I cannot say that these tiny insights have made me a “good person.” But it has made me observant of the differences and commonalities that are laid before me when I witness episodes of culture cross and culture clash. Case in point, I was travelling through the G-line subway station on my way to Greenpoint, Brooklyn. I had stepped out of the subway and began walking towards the subway station stairs leading to the exit the stairs. And there they were, faces petrified like two life-frightened mice stealthily strolling through a feline-filled courtyard. However, it wasn’t my presence the Asian couple were fearful of; it was the Black “cats” behind them shout obscenities and slurs that triggered the couple with the threat of violence for every small step they took ahead in the subway tunnel platform. “I wish they just get the fuck outta our count’y!” This is what Black man retorted; if the Asian couple could be feel anymore antagonized this, was it—the bottom had been reached and I knew that the Black couple had been another one of many infected with Trump’s anti-Asian agenda. What could I do? As I watched their innocent faces contort under the weight of those words. Struggling silently for dignity, for respect. For any compassion you would administer a goddamn dog!
“I kno’ rite!” I jump in cutting in between the two sets of couples like a gleeful instigator. The Black couple stops in front of me “Word!” the Black chick hollers, “Fuck dem chinks!” Something inside me grimaced but for the Asian couple’s sake I continued onward laughing loudly in the Black couples faces, while secretly motioning my hand for the Asian couple to move along quickly. From the corner of my eye, I saw the Asian man get my drift, grabbing his female companion by the arm and hauling ass as quickly as they could. I give the Black couple my attentiveness for a minute or two more, hoping they don’t notice the Asian couples victorious, harm-avoided retreat.

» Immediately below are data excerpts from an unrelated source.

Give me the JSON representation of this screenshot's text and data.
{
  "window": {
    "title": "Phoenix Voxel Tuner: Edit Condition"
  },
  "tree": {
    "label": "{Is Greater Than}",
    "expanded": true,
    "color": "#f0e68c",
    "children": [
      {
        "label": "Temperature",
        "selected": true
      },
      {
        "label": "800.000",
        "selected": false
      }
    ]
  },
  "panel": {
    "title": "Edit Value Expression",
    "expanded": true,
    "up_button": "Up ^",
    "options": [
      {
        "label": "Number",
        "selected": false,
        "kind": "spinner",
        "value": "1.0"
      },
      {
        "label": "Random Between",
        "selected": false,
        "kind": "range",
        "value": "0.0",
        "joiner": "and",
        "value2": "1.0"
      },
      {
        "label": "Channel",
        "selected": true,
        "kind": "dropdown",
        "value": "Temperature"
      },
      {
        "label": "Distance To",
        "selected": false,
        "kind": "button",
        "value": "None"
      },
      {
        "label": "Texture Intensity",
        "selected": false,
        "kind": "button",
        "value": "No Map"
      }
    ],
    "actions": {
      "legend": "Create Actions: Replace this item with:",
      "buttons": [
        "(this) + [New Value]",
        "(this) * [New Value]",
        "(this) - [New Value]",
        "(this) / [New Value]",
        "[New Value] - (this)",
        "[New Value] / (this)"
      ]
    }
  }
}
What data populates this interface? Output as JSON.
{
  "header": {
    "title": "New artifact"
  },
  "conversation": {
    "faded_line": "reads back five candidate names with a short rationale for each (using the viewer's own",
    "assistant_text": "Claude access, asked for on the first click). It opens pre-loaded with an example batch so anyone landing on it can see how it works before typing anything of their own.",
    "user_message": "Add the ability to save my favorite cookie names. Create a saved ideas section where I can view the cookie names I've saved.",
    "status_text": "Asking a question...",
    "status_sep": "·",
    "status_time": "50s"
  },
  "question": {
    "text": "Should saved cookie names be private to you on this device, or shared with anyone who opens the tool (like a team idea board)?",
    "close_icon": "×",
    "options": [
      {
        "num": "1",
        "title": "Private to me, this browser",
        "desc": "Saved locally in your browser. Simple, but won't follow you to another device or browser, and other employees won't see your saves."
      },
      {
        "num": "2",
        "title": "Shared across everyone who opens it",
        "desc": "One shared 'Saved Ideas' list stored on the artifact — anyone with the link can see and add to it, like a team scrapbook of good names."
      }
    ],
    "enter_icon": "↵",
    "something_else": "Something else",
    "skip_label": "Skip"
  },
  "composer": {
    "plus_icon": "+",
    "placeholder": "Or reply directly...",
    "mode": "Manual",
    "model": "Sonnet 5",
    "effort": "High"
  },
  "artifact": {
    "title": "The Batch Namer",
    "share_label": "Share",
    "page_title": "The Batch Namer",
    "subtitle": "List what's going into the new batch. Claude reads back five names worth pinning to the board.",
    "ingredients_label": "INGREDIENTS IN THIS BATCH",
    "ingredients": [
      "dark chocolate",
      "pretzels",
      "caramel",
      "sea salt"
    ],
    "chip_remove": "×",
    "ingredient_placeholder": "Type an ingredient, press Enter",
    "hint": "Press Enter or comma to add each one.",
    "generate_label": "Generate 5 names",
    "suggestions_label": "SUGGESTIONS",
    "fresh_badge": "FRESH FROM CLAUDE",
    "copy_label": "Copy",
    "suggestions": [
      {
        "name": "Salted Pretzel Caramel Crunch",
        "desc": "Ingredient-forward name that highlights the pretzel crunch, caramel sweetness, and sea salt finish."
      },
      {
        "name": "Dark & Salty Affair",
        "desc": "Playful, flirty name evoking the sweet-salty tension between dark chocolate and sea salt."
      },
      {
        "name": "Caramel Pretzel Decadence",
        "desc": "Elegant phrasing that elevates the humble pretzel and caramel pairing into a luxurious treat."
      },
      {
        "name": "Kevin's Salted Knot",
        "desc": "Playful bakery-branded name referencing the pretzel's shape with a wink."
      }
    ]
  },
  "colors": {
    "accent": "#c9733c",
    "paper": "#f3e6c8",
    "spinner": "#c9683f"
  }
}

I continue on with my day, shaking my head as the Black couple walled onward and away; leaving me hoping that the world will one day rid itself of all its callousness, its insensitivity, the anti-unifiers that make one soul, shrivel and sour draining all of its colors and flavors out of the world, making dishes for us all that are all salty with our tears leaving no room for anything savory, making our union on this earth with no heartiness, making our sorrows even less sweet.